Informacja od Pylon Audio SA
Producent tak pisze o najważniejszych cechach kolumn Topaz 20.
„Zastosowano wysokiej klasy terminale głośnikowe,
akceptujące dowolne wtyki kabli oraz gołe kable. Zwrotnica montowana jest
metodą „point to point”, bez zbędnego wydłużania ścieżki sygnałowej wewnątrz
kolumny. Konstrukcja kolumn to solidna bryła wykonana z 22 mm płyty MDF,
wewnątrz znajduje się ukośna przegroda wzmacniająca newralgiczny punkt każdej
kolumny – górną ściankę. Element ten minimalizuje niekorzystne zjawiska
związane z powstawaniem fal stojących wewnątrz konstrukcji. Zastosowany celulozowy
głośnik wysokotonowy w tandemie z celulozowym nisko-średniotonowym tworzy
znakomite połączenie pod względem jednorodności materiałów układów
dwu-drożnych. Głośnik nisko-średniotonowy wyposażony jest w impregnowaną
celulozową membranę oraz nisko stratne górne zawieszenie i wentylowany kosz.
Zestaw zoptymalizowano pod kątem zespolenia fazowego przetworników, oddania
prawidłowego klimatu nagrań. Całe okablowanie wewnętrzne zrealizowane zostało
za pomocą linki z miedzi beztlenowej”.
Budowa i wrażenia ogólne
Kiedy popatrzeć na Pylony Topaz 20 trudno nie ulec wrażeniu, że
te kolumny gdzieś już się widziało, spotkało, zna się ich anatomię. I jest to
całkowicie właściwe skojarzenie, reminiscencja, bo model Topaz bardzo
przypomina konstrukcję austriackiej manufaktury z Sultz – WLM, a konkretnie
egzemplarz La Scala. Nie mniej jednak, Topaz to nie jest w żadnym razie
bezpośrednia kopia WLM, bo te były jedynie inspiracją, czy inaczej mówiąc –
podstawową formułą, która została przez konstruktorów z Wrześni twórczo
rozwinięta, otrzymała nowe aplikacje i przeznaczenie.

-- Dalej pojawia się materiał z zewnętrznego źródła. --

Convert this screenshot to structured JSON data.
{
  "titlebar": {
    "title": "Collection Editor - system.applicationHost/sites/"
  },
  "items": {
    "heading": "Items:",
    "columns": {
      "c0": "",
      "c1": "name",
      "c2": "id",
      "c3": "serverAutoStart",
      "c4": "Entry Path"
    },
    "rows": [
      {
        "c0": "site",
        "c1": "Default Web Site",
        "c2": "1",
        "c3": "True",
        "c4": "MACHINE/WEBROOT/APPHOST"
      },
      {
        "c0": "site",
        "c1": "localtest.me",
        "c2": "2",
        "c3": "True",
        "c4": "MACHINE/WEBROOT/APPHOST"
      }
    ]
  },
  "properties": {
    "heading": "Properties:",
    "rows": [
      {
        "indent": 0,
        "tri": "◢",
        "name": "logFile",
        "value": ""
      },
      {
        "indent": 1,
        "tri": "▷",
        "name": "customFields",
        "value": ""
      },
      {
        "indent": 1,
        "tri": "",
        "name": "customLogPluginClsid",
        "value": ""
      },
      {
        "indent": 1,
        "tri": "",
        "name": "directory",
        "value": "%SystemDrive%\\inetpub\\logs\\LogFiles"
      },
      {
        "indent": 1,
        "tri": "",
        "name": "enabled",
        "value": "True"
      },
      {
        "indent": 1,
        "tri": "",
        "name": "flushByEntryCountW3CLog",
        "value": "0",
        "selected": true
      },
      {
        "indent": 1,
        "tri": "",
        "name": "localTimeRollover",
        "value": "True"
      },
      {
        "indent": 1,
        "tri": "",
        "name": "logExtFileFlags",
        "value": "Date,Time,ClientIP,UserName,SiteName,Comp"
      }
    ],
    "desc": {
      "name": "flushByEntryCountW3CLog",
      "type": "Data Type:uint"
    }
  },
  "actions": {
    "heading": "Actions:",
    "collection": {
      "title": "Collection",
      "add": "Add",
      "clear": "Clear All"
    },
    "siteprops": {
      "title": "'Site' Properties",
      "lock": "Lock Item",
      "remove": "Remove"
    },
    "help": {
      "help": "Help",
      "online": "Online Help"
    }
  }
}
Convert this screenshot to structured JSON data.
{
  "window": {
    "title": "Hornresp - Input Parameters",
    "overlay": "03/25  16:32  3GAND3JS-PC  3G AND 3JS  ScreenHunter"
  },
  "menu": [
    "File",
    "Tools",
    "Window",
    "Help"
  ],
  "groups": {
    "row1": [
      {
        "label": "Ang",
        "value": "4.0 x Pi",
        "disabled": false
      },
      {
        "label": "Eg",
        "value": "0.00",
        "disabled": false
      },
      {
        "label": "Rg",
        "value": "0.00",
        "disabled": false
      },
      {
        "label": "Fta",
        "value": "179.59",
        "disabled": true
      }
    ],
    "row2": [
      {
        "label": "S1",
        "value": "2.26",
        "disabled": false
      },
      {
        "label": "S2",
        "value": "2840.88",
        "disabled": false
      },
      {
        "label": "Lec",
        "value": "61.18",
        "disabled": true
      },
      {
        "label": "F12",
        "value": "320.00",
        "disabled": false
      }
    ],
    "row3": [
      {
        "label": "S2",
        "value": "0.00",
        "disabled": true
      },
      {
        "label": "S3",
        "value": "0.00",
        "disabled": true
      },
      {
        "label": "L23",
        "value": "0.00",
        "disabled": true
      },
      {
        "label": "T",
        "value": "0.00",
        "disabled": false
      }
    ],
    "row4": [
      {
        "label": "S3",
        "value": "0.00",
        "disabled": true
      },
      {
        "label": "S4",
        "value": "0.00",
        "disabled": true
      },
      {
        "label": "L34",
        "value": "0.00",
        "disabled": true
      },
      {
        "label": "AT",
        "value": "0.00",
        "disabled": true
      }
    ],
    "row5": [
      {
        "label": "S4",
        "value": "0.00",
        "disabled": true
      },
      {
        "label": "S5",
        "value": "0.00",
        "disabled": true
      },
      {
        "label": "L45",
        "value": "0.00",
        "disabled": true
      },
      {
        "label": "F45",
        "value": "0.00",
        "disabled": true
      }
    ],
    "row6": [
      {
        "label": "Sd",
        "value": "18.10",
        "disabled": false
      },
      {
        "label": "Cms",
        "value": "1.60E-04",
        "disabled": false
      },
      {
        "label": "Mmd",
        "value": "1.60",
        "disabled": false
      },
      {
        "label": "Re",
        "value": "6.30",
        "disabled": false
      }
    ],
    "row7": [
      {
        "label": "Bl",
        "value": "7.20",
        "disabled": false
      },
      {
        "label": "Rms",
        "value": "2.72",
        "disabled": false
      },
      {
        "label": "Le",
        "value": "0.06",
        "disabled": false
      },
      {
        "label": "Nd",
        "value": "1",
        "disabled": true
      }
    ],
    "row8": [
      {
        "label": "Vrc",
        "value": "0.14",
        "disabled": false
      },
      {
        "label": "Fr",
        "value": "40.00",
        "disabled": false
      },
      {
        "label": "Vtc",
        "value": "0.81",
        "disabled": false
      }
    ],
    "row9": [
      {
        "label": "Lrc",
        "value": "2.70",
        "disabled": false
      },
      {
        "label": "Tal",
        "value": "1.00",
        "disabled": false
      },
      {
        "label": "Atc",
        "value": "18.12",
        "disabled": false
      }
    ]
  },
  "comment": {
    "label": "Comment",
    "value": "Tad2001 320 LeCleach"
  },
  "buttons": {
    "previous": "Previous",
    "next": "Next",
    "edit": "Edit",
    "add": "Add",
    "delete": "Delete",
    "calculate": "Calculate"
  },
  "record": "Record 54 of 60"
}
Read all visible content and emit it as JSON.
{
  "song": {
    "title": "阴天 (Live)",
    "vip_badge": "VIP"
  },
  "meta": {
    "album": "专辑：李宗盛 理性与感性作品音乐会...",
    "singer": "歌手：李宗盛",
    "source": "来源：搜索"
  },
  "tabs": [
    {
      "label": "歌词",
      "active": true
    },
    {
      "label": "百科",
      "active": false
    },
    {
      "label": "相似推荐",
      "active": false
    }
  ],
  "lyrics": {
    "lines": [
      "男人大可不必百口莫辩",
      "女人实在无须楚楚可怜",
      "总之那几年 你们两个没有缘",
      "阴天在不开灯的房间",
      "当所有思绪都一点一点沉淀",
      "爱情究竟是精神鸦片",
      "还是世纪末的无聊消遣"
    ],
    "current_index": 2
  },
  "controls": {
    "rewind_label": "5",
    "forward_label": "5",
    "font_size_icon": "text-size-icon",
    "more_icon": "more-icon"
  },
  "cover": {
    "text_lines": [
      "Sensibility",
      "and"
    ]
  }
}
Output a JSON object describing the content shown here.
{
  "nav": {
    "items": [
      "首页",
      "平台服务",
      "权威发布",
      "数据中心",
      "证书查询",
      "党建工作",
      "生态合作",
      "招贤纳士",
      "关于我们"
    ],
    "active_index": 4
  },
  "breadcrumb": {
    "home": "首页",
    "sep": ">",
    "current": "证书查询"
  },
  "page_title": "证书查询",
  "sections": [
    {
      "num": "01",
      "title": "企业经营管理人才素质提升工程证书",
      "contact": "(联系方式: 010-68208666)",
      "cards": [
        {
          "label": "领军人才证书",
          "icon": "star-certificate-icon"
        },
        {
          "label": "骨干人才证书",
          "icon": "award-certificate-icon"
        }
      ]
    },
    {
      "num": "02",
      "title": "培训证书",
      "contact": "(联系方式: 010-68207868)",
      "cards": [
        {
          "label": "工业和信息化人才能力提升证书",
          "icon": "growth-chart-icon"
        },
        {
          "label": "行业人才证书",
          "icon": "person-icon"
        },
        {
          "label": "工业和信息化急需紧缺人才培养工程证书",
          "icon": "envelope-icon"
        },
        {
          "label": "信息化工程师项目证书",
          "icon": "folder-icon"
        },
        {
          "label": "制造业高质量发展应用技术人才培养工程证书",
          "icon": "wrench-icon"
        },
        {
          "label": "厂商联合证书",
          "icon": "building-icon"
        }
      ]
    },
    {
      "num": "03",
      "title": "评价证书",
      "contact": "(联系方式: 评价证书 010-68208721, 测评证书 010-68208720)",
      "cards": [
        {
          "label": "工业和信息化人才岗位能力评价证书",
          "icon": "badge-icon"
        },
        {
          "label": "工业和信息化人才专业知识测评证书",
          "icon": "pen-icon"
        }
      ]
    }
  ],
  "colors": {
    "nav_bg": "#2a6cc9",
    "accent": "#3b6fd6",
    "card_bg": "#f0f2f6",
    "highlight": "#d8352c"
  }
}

Pylon Topaz 20 wyglądają, krótko mówiąc – ładnie. To smukłe
skrzynki o klasycznych głośnikowych proporcjach – nie za wysokie (93 cm),
niezbyt masywne, raczej szczupłe (21 cm szerokości), nie przysadziste. W sam
raz. Miłośnicy konserwatywnej formy będą na pewno zadowoleni ich estetyczną regularną
symetrią i elegancką prostotą bryły. Niewątpliwie szczególnej vintage’owej
gracji nadają wystające do przodu ranty bocznych ścianek, tworzące jakby ramkę
wokoło frontów. Ten zabieg powoduje wizualne podobieństwo Topazów do niektórych
modeli kolumn Spendor lub Harbeth. Skrzynki, choć pokryte sztuczną
drewnopodobną okleiną wenge, to jednak przyjemną dla oczu, schludną i położoną
doskonale. Można stwierdzić, że nierażącą, bo naturalne drewno to nie jest i to
oczywiście wyraźnie widać, ale jakaś granica ekonomicznego kompromisu w takiej
konstrukcji musi być, bo prawdopodobnie gdyby położyć na skrzynkach drewniany
fornir, to i cena kolumn by znacząco wzrosła. Coś za coś.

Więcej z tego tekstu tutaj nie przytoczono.